Olayla ilgilenmezken içeriye girip eşyalarımı bıraktım. Ardından Yağız'ı kaldırıp tahminen revire götürmeye gittiklerini gördüm. Arkalarından ilerleyip merdivenlerden inmek için hamle de bulunacaktım ki koşarken bana çarpıp "Hay senin! Aa Melih... Bir su alıp aşağıya gelsene." diye öyle hızlı konuştu ve devamında öyle hızlı geri döndü ki. Ardından "Cihangir dur!" diyişimi bile duymadı.

Oflaya oflaya aldığım suyla Arda'nın okuldaki mekanına girmiştim ki duvara fırlatılan eşyayla irkildim. Arda bağırarak "Mert ne saçmalıyorsun? Duymadın mı lan o piçin dediğini? Onu bir daha göreyim var ya! Bir daha kimse kurtaramaz." dedi. Ardından sinirle otururken sinirle sıktığı dişlerinden çene kasları belli oluyordu. Ardından beni görünce nedensizce bu haline bir panik oldum. Cihangir'de beni farkedince "Heh Melih, getirdin mi?" diye sordu. Kafamı sallayıp hiç demeden suyu Cihangir'e verince o da suyu açıp içmesi için Arda'ya uzattı. O an Arda sadece bana bakıyordu. Cihangir'in elinden suyu alırken ve kafaya diktikten sonra bile gözleri hala bendeydi. Ona bakarken gözlerinin sinirle nasıl kızardığını fark ettim.

Orda daha fazla bulunmamam gerektiğini anlayınca "Ben gideyim." dedim ama Arda "Bekle." dedi. Bir şey diyeceğini düşünüp beklerken "Siz gidin." dedi Mert ve Cihangir'e. Mert itiraz edecekti ki Arda'nın ona attığı bakışlar mecburen kabul etmek zorunda kaldı. İkisi giderken içimde küçük bir korku hissiyatı yaşadım. Bunu belli etmeyerek "Bir şey mi söyleyeceksin?" diye sordum. Gözlerindeki kızarıklık gitmiş ve yerini her zamanki bakışları almıştı. Bana "Buraya gel." dedi. Ama "Afedersin? Neden gelecekmişim?" dedim.

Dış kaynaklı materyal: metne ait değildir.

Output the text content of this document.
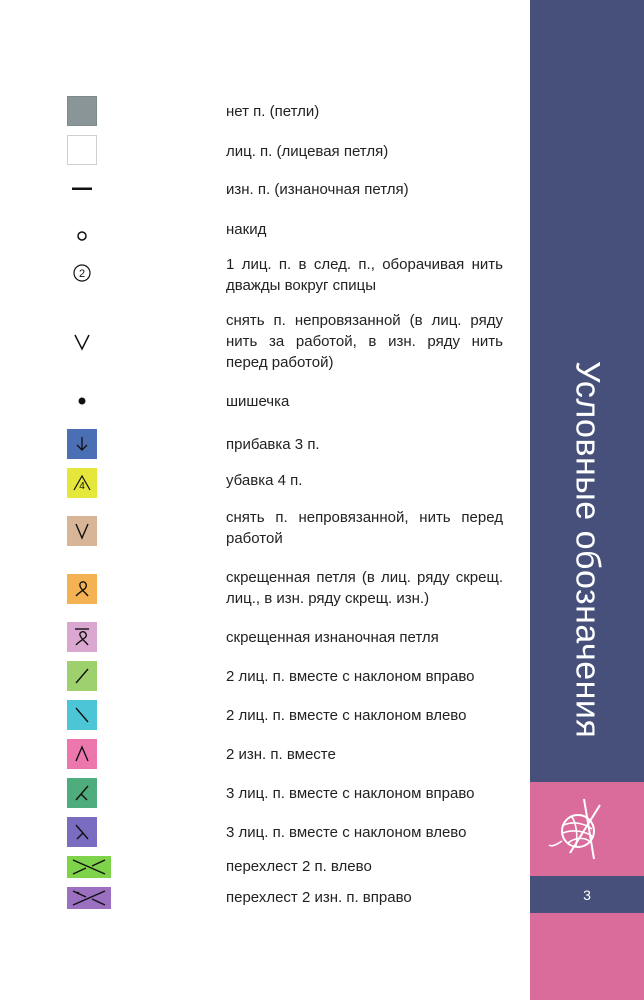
нет п. (петли)
лиц. п. (лицевая петля)
изн. п. (изнаночная петля)
накид
2
1 лиц. п. в след. п., оборачивая нить дважды вокруг спицы
снять п. непровязанной (в лиц. ряду нить за работой, в изн. ряду нить перед работой)
шишечка
прибавка 3 п.
4	убавка 4 п.
снять п. непровязанной, нить перед работой
скрещенная петля (в лиц. ряду скрещ. лиц., в изн. ряду скрещ. изн.)
скрещенная изнаночная петля
2 лиц. п. вместе с наклоном вправо
2 лиц. п. вместе с наклоном влево
2 изн. п. вместе
3 лиц. п. вместе с наклоном вправо
3 лиц. п. вместе с наклоном влево
перехлест 2 п. влево
перехлест 2 изн. п. вправо
Условные обозначения
3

O ise sadece "Melih, lütfen buraya gelir misin?" diye söyleyince bana ilk kez böyle bir cümle kurmasına şaşırdım. Bir yandan aşırı sinirli olduğu için tekrar öfke patlaması yaşamasını istememiştim. Bunun için daha da fazla sinirlendirmeyerek yanına gittim. Çokta yaklaşmamıştım, ki belimden çekip bacaklarına oturmamı sağladı. Ardından başını omzuma gömünce neye uğradığımı şaşırdım. Bununla "Arda neden..?" diye soracaktım ki "Melih." demesi yetti bana.

Bir süre öyle durup sakinleşmeye çalışıyor gibiydi. Ama bunun için neden bana ihtiyaç duymuştu onu anlamış değildim. Benden nefret ettiğini birçok kere dile getirmişken neden sakinleşmek için bana sarılma isteği duyuyordu, hiç anlayamamıştım. Davranışları, sözleri kafamı karıştırmaya yeterken şimdi ise duyguları kafamı karıştırıyordu. Gerçekten nefret mi ediyordu benden? Öyleyse nefret ettiği kişinin omzuna başını koyarak sakinleşmesi mümkün müydü?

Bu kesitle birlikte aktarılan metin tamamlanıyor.